June 12, 2009 - 10:30am

Hi, Jeninic. Welcome to EmpowHer, and thank you so much for your post. You have a lot going on, and I'm really glad you found us.

I have a couple of questions for you. Did your husband's taking of his job and the reduction in your sex life happen at the same time? Or was the sex life already becoming a problem before he took the job?

While you say you don't expect 7-times-a-day marathons anymore (whew!), what DO you "expect" or what do you wish were to happen? Daily? Twice weekly? Once weekly?

I know that seems odd to pin it down like that, but I'm wondering if you know the answer, and if so, if you've talked to your husband about it. Seems to me that comparing ANYTHING to 7-times-a-day makes it seem completely insufficient, you know? Do you possibly start out conversations with him like that?

You are clearly a smart, loving and analytical woman. He is clearly a hardworking and loving man. But you've known each other a long time, and he's tired from his job, and those factors make it seem easy to just skip the intimacy after a long day. While it sounds like he wants to make love with you, it also sounds like what gets him excited isn't making you happy right now.

You seem to understand and care that he is stressed, he is in pain, and he is tired.

I want to write that again. The two of you have talked about the fact that he is stressed, in pain, and tired.

Stressed.
In pain.
Tired.

That does NOT make for a good love life, whether the person is male or female. Simple desire can't overcome all those things. And because of all this, you are thinking of leaving him.

It feels, to me, that the job needs to go. That's easy for me to say and hard to do in today's job market, I understand. But the job is hurting him and it's getting in the way of your intimacy. That lack of intimacy is hurting you personally in other ways, leading you to think about leaving.

It IS all connected, Jeninic. Just look at the chronology:

-- you're together for 10 years, married for 18 months. Clearly you were happy.
-- he takes a job that he hates, that hurts him and stresses him out.
-- it affects the intimacy between the two of you.
-- the lack of intimacy leaves you feeling hurt, abandoned, and rejected.
-- those feelings lead you to see motivations that don't seem to be there -- for instance, whether he's being passive aggressive or just understanding regarding when to start a family.
-- the job is making him crazy.
-- the emotions are making you crazy.
-- and simple things that didn't used to get on your nerves (the menu, for instance) are now getting on your nerves.

it all adds up. but if you peel the onion back, layer by layer, it all seems to go back to the job, which you say he took on for the two of you. And you feel guilty for that, which makes you feel defensive for even wanting more than you're getting.

Am I sort of getting it right?

Do you really want to leave him, or do you just want better days ahead?

There is no wrong answer.

If you just want better days ahead, it sounds like you're going to have to wait out the job or he's going to have to leave the job and find another.

If you really want to leave him, it's difficult, I know, but at least you didn't start a family yet.

Is couples counseling a possibility here?

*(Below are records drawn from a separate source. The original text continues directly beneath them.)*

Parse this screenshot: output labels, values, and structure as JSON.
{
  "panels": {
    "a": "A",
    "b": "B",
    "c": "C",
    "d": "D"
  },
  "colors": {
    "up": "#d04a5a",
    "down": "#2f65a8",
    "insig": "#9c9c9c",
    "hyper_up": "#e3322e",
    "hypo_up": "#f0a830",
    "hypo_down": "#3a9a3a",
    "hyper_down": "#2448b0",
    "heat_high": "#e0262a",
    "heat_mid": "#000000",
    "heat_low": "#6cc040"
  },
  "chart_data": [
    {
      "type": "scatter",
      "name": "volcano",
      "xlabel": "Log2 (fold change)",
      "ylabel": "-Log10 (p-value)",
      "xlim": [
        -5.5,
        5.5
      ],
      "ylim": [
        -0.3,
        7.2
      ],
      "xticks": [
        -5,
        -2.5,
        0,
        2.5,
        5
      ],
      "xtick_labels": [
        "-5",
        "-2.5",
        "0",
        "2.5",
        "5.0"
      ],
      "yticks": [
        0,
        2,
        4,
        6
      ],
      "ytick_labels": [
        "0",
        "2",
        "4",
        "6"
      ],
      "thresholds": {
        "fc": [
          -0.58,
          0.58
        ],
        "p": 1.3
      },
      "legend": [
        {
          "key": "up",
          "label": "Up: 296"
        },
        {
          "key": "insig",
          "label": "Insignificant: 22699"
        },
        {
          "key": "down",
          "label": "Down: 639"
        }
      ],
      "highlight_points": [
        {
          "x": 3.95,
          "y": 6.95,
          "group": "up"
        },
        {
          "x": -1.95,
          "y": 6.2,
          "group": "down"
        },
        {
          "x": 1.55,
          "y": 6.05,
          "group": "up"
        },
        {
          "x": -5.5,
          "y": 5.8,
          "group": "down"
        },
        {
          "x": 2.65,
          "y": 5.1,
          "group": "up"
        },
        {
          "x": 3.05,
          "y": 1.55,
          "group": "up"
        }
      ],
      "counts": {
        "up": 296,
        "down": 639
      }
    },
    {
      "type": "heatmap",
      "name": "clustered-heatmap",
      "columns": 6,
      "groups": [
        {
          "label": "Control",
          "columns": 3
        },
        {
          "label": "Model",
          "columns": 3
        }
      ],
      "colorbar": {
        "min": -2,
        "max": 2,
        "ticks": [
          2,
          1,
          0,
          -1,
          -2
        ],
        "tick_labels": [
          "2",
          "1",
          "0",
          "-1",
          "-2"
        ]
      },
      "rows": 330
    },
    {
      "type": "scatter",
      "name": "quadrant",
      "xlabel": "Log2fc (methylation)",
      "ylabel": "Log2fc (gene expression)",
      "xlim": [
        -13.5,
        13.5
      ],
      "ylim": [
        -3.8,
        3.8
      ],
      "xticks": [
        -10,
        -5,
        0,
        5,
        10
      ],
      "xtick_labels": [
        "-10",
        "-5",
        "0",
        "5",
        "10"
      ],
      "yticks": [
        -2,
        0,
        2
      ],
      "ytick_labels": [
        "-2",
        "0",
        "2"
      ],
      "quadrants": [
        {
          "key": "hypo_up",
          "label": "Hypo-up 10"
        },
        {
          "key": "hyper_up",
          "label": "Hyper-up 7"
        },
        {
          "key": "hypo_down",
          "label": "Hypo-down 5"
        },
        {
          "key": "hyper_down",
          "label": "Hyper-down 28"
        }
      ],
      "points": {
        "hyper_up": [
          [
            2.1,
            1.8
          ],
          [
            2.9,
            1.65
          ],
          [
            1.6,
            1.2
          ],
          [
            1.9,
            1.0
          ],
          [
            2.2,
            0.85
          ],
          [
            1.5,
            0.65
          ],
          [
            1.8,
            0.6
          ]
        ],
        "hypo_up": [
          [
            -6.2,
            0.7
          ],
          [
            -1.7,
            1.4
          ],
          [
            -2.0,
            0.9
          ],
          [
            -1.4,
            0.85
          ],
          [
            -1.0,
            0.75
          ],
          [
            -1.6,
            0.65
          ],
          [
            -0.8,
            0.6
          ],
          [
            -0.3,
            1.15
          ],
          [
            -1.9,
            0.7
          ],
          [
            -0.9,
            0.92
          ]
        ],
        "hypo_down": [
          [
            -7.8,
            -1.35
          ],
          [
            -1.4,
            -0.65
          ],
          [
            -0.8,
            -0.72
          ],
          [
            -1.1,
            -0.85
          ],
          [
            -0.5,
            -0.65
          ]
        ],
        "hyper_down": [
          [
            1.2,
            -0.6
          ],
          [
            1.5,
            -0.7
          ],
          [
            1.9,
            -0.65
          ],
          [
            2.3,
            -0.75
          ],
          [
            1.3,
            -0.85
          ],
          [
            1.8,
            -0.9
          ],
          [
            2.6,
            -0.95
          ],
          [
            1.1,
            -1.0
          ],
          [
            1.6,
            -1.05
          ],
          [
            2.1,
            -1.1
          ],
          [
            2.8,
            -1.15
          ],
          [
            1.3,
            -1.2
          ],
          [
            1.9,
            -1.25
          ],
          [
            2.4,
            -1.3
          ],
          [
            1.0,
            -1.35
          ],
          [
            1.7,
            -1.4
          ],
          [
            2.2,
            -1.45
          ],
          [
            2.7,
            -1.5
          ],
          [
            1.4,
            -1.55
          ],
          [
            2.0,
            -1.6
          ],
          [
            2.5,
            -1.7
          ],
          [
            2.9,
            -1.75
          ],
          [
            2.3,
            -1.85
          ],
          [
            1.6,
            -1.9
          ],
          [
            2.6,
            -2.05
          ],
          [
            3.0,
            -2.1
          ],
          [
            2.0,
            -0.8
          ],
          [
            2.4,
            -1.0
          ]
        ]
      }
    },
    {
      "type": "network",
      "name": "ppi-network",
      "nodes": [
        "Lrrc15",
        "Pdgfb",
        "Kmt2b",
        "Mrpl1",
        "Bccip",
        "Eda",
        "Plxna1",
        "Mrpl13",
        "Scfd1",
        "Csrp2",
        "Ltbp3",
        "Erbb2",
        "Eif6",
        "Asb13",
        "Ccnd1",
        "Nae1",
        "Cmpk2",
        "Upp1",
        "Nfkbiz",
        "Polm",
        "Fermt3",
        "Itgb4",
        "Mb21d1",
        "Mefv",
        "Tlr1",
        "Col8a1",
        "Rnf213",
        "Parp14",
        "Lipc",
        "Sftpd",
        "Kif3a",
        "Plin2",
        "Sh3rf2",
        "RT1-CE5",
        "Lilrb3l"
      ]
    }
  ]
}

Even though it sounds like the two of you do a good job communicating with one another, the cool thing about couples counseling is that there's an objective person in the room. The counselor listens, suggests, and guides. It's easier to talk, sometimes, when you feel that you're being heard by someone new, someone educated in the field who can understand the stress you feel.

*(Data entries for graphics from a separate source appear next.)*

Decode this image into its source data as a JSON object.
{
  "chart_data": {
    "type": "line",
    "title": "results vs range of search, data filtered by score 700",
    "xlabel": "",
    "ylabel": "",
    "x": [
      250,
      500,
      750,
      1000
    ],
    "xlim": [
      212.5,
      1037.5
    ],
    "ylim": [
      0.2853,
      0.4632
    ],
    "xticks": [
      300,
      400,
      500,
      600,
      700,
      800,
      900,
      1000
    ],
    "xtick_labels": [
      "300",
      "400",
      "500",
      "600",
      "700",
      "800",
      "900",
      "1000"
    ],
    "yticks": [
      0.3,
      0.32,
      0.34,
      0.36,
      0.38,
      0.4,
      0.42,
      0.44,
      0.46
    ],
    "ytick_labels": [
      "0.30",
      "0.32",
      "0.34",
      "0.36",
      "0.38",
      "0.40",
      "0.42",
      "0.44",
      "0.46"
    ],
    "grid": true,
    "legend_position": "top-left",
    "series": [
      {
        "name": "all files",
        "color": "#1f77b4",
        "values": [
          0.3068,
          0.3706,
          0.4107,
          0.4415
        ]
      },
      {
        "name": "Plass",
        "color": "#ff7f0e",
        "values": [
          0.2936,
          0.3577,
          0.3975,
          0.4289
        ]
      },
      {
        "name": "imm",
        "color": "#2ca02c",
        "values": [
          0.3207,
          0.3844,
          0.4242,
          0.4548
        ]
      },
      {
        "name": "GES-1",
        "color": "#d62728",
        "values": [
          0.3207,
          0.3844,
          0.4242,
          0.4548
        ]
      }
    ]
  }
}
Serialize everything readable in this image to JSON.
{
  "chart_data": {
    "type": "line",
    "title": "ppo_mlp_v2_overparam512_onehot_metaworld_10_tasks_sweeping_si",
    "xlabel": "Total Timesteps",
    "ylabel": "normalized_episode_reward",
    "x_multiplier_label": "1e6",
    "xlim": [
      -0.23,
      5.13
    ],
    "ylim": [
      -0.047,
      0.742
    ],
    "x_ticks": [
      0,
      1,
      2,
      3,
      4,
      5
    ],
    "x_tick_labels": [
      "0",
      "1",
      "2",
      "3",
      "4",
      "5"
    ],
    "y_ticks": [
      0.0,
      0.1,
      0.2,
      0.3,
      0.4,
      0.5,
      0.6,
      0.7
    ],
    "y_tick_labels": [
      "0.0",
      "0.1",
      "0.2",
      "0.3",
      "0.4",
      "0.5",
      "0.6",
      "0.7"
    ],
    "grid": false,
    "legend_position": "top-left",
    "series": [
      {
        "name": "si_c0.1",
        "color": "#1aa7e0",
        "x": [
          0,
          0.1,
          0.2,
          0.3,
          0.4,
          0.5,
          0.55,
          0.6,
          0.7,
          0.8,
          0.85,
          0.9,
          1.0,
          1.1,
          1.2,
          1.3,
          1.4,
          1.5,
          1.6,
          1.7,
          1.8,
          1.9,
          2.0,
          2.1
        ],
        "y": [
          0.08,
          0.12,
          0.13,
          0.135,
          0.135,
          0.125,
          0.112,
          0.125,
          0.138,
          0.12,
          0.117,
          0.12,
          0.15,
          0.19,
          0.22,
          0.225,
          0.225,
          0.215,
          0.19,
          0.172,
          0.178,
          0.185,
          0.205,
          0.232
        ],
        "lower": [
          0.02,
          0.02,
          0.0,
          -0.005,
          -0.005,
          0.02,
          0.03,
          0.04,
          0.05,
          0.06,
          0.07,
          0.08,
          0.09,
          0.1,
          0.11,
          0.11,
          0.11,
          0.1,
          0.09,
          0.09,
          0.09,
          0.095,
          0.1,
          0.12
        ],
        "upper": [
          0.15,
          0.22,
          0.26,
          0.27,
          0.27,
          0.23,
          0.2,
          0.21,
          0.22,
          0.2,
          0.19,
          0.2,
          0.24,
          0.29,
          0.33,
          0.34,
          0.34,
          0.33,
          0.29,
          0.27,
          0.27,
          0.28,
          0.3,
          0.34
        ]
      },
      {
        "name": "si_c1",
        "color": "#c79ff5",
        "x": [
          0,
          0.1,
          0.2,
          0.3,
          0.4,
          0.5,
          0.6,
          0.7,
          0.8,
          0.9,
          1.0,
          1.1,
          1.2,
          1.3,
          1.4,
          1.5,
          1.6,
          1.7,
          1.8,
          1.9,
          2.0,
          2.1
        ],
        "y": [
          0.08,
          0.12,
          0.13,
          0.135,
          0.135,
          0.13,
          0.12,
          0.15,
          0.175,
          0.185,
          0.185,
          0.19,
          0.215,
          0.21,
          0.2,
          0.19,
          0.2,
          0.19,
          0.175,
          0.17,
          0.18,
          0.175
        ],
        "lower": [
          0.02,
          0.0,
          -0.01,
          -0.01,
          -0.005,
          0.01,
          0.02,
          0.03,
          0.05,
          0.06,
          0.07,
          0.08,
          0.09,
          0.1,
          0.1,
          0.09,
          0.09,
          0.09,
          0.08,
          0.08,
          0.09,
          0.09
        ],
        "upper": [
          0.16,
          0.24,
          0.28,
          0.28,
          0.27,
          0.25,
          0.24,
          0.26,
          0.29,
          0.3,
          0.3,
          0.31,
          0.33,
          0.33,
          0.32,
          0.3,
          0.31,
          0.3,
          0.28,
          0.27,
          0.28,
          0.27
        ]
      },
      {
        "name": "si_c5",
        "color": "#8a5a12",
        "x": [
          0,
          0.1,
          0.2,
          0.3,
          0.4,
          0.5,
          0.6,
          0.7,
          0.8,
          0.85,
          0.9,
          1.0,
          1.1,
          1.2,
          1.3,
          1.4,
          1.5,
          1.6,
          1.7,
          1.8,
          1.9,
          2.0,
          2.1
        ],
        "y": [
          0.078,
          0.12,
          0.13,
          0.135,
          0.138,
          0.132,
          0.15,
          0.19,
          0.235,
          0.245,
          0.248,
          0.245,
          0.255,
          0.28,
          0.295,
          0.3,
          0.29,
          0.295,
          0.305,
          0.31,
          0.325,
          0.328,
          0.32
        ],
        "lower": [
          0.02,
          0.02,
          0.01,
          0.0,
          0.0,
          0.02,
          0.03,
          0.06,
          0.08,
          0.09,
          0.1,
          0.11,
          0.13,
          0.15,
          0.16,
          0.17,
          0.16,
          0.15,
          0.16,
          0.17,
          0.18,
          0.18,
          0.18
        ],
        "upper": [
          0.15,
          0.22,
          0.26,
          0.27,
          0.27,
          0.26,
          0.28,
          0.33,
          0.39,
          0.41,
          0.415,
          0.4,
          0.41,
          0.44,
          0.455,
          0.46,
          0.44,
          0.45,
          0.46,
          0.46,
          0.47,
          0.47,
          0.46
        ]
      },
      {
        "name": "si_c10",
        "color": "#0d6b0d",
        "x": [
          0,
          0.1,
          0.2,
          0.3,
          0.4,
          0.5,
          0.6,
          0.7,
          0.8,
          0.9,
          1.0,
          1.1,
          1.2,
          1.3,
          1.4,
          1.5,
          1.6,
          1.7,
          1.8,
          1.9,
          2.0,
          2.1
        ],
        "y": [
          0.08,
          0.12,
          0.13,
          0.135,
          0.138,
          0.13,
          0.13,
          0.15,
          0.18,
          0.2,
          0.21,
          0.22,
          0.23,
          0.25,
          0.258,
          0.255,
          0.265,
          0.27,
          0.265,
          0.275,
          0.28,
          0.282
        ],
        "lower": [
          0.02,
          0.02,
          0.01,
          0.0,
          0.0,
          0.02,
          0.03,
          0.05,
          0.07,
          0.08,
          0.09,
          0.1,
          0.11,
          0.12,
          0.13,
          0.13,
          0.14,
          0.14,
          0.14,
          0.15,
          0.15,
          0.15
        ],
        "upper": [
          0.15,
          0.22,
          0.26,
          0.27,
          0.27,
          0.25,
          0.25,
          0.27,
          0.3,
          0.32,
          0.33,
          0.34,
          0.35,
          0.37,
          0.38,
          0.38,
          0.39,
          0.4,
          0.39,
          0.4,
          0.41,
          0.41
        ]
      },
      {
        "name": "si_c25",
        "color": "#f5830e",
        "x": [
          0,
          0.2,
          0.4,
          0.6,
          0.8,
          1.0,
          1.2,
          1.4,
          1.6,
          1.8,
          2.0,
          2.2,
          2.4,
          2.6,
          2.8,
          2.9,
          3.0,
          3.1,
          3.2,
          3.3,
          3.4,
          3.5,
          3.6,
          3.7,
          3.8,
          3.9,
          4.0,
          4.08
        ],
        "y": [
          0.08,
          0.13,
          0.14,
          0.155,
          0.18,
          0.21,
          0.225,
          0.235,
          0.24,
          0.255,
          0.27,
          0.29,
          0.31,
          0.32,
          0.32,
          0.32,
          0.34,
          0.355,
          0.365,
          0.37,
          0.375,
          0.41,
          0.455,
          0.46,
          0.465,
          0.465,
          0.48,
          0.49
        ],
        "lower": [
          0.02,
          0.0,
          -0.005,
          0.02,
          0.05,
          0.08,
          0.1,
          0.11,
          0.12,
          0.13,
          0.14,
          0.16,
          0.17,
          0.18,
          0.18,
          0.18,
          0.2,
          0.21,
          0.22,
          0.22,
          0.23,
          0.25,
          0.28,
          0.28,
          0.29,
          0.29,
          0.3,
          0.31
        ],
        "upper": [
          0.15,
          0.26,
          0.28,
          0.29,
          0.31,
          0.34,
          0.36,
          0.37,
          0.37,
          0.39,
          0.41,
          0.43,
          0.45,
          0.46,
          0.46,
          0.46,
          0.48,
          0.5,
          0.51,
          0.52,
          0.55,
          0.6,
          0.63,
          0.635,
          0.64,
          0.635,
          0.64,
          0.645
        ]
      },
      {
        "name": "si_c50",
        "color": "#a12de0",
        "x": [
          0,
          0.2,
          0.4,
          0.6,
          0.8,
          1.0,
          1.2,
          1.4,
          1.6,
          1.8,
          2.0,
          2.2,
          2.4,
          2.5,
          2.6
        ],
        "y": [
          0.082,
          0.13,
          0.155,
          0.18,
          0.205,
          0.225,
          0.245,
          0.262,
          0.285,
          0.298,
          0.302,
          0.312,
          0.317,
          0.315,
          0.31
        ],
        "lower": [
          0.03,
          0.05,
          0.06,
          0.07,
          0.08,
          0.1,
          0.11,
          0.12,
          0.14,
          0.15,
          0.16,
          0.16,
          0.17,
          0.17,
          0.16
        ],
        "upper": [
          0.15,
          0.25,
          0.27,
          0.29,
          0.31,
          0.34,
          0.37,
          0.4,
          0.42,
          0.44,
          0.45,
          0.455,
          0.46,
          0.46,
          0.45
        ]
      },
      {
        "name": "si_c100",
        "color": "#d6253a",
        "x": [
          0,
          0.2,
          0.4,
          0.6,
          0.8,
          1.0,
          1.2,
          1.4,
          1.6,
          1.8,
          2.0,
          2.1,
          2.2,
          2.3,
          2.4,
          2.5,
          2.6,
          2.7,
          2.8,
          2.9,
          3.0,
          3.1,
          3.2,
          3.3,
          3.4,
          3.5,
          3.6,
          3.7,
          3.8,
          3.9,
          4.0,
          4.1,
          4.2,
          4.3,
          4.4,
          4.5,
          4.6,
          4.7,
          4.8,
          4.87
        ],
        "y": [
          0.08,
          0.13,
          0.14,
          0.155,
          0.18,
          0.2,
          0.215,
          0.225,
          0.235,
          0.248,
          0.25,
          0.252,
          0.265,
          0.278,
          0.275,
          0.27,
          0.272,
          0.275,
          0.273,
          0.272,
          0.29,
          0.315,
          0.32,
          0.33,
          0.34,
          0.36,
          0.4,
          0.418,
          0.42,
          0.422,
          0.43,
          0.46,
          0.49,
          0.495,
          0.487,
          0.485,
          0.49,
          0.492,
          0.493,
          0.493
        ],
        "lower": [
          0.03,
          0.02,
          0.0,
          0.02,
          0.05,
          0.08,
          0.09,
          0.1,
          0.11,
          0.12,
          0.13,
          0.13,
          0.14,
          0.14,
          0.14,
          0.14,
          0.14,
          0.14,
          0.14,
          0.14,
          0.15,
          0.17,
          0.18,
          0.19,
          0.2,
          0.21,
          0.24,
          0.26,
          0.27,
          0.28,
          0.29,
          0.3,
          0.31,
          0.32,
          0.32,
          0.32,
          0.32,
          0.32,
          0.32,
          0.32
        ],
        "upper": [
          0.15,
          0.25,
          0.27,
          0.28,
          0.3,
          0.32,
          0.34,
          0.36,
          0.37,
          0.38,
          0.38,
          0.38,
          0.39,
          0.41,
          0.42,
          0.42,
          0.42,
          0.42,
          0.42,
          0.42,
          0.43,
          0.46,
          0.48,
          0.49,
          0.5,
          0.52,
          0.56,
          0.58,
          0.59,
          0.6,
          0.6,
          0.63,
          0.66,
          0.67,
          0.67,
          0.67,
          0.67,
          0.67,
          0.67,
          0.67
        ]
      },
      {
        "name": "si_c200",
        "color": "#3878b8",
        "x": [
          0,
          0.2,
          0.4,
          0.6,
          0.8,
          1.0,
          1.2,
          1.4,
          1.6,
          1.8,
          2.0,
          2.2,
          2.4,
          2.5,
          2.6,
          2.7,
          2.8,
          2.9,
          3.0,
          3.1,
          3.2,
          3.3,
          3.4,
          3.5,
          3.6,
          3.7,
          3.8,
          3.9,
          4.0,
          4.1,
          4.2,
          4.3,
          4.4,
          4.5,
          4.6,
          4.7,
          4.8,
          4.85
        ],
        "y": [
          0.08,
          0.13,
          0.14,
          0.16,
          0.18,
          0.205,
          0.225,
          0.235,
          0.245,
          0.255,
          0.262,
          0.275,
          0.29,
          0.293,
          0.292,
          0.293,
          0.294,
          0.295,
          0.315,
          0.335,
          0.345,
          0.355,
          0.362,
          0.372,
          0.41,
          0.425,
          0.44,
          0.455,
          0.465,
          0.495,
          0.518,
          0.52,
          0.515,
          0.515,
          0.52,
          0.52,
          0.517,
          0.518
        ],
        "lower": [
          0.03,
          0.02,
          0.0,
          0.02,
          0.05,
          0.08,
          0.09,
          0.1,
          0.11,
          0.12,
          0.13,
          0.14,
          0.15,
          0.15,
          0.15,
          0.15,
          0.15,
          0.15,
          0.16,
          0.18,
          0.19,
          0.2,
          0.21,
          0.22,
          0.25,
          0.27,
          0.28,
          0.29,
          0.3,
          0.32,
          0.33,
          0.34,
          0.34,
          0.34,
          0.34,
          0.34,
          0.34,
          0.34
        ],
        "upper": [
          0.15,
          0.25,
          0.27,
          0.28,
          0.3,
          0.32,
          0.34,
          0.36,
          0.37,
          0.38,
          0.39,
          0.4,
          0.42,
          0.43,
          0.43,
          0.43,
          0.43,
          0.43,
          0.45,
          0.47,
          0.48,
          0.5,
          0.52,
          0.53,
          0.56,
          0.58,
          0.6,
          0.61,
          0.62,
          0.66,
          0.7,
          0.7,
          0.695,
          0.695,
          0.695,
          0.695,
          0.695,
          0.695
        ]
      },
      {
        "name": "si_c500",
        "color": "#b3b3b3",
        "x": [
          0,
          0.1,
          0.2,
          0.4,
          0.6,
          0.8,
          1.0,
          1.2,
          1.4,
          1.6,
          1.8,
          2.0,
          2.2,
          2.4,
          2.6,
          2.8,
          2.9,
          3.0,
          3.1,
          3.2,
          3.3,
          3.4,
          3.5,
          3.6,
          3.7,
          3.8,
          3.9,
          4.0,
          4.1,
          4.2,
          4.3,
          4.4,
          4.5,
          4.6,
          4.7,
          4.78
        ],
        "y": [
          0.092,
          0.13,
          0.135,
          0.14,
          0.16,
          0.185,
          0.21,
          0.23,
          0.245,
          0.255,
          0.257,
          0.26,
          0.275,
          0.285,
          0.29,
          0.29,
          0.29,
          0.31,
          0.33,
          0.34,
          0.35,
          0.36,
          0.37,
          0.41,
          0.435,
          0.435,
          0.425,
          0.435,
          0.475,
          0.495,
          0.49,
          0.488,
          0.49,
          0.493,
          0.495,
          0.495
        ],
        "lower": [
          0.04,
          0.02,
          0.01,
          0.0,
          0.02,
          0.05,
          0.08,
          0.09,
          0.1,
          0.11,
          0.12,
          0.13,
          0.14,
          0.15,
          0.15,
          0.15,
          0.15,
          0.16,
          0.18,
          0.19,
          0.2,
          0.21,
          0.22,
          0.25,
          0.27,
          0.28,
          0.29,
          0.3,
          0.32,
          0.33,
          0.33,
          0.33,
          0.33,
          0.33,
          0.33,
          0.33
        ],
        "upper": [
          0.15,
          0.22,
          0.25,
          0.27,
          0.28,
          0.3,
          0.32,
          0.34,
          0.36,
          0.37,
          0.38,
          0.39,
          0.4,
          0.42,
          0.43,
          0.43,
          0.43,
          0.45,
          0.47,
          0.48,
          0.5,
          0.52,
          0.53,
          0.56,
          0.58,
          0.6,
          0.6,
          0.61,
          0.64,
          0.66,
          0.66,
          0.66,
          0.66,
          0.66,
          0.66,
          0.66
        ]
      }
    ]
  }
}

Honestly, if nothing else changed, is it just the sex life that's bugging you? Or all those other things underneath?

Please know that I don't know you and that I totally realize these are just questions and assumptions on my part. But you're a good person who's genuinely hurting, and it sounds like your husband is a good guy too, and I'd love it if you can find some support here with us and take baby steps toward solving the problems here.

Does any of that help? Can you write back and tell us any more?